The company is responsible for having all vehicles in its fleet, novated lease, privately owned, or supplied. This is part of its Duty of Care to provide safe and functional mobile workplaces in which its staff performs their duties, avoids extensive repair bills long-term and mitigates breakdowns, towing costs and downtime.

The best way to avoid these issues is through preventative maintenance to avoid breakdowns and vehicle failures. Avoiding maintenance can increase fuel use and resulting emissions, reduce the overall lifespan of the vehicle/s, lead to costly component or whole vehicle replacements, cause breakdowns in dangerous situations, remote locations or in busy traffic where safety and costs are compromised, and ultimately affects resale value when reflected on vehicle records (even moreso when not).

Develop a vehicle maintenance schedule that is strictly adhered to, providing detailed records of repair and servicing history to not only track the vehicles’ status and driver use, but also for end-of-cycle replacement – eventually vehicles will need to be renewed and full service histories are essential for getting maximum potential return.

Preventative maintenance checks will include daily, weekly and monthly checks of body damage, break pressure and feel, tyre checks, fluid checks (oil, water, fuel, coolant, brake).

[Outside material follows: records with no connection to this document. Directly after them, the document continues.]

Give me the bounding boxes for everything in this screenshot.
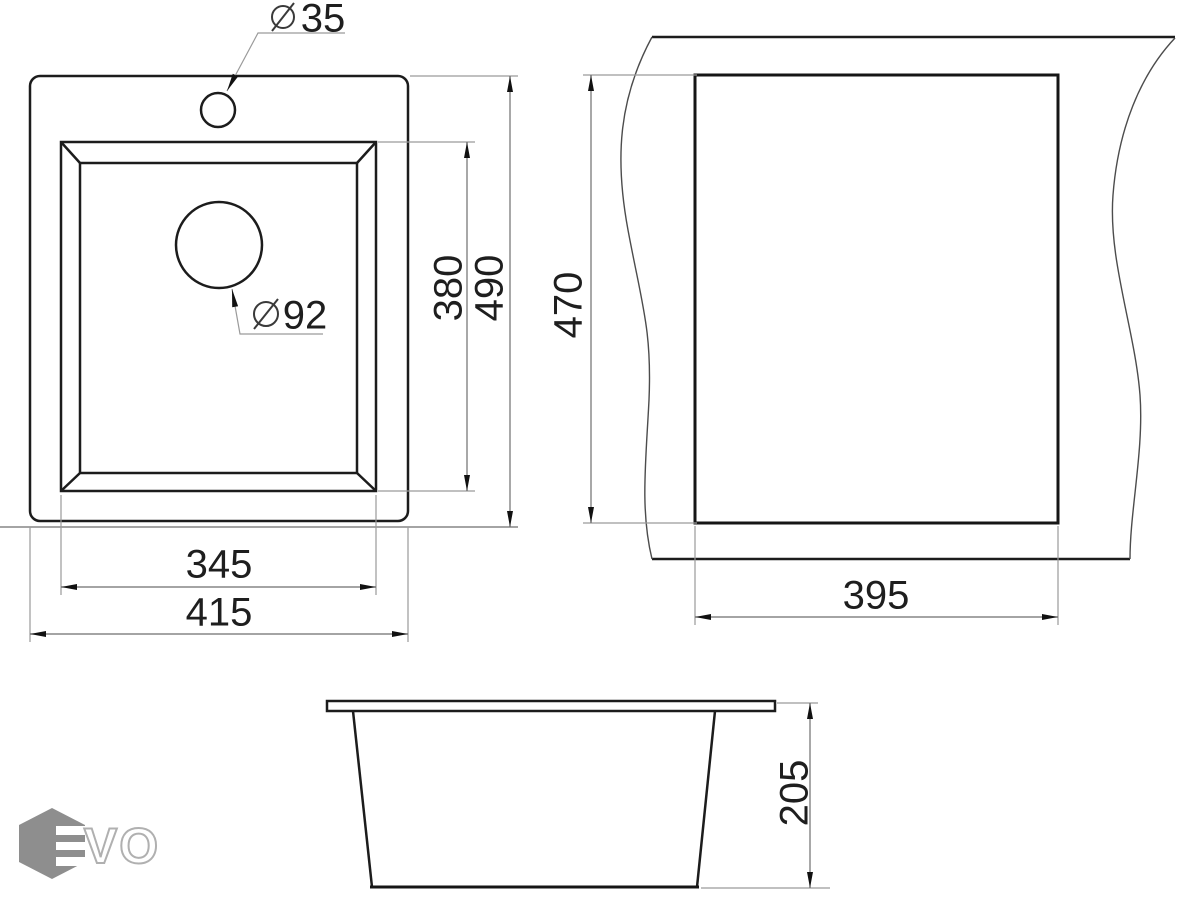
break-line-right [1112,38,1175,559]
bowl-width-label: 345 [186,542,253,586]
side-view: 205 [327,701,830,888]
bowl-chamfer-top-right [357,142,376,163]
plan-view: 35 92 380 490 [0,0,518,642]
arrowhead-up [807,703,813,719]
drain-hole-diameter-label: 92 [283,293,328,337]
arrowhead-down [588,507,594,523]
bowl-side-right [697,711,715,887]
drain-hole [176,202,262,288]
arrowhead-right [392,631,408,637]
hexagon-e-icon [19,808,90,879]
bowl-chamfer-top-left [61,142,80,163]
arrowhead-up [464,142,470,158]
cutout-opening [695,75,1058,523]
diameter-symbol-icon [254,299,278,329]
arrowhead-right [1042,614,1058,620]
cutout-length-label: 470 [546,272,590,339]
faucet-hole-diameter-label: 35 [301,0,346,40]
arrowhead-left [695,614,711,620]
drain-hole-callout: 92 [232,289,327,337]
arrowhead-down [507,511,513,527]
overall-width-label: 415 [186,590,253,634]
diameter-symbol-icon [272,3,294,31]
cutout-view: 470 395 [546,37,1175,625]
arrowhead-up [588,75,594,91]
dimension-395: 395 [695,526,1058,625]
arrowhead-left [61,584,77,590]
arrowhead-left [30,631,46,637]
arrowhead-up [507,76,513,92]
leader-arrowhead [232,289,238,307]
bowl-chamfer-bottom-left [61,473,80,491]
brand-logo: VO [19,808,160,879]
arrowhead-down [807,872,813,888]
bowl-side-left [353,711,372,887]
bowl-rim-outer [61,142,376,491]
break-line-left [621,37,652,559]
faucet-hole [201,93,235,127]
dimension-380: 380 [378,142,475,491]
sink-rim-profile [327,701,775,711]
depth-label: 205 [772,760,816,827]
drawing-canvas: 35 92 380 490 [0,0,1190,900]
dimension-205: 205 [701,703,830,888]
logo-text: VO [84,818,160,874]
arrowhead-right [360,584,376,590]
bowl-length-label: 380 [426,255,470,322]
overall-length-label: 490 [467,255,511,322]
leader-line [227,33,345,91]
dimension-345: 345 [61,495,376,595]
bowl-chamfer-bottom-right [357,473,376,491]
arrowhead-down [464,475,470,491]
technical-drawing: 35 92 380 490 [0,0,1190,900]
cutout-width-label: 395 [843,573,910,617]
faucet-hole-callout: 35 [227,0,345,91]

Monthly and half-yearly maintenance checks should also include tyre wear and wheel damage, exhaust checks, steering checks (feel, noise, fluid and vibration), plus assessing on-road handling, like brake pedal pulsing, warning lights, steering alignment, windscreen wipers, air-conditioning, vehicle temperatures and any fluid leaks. Assessments should be recorded on company forms and counter-signed by the manager.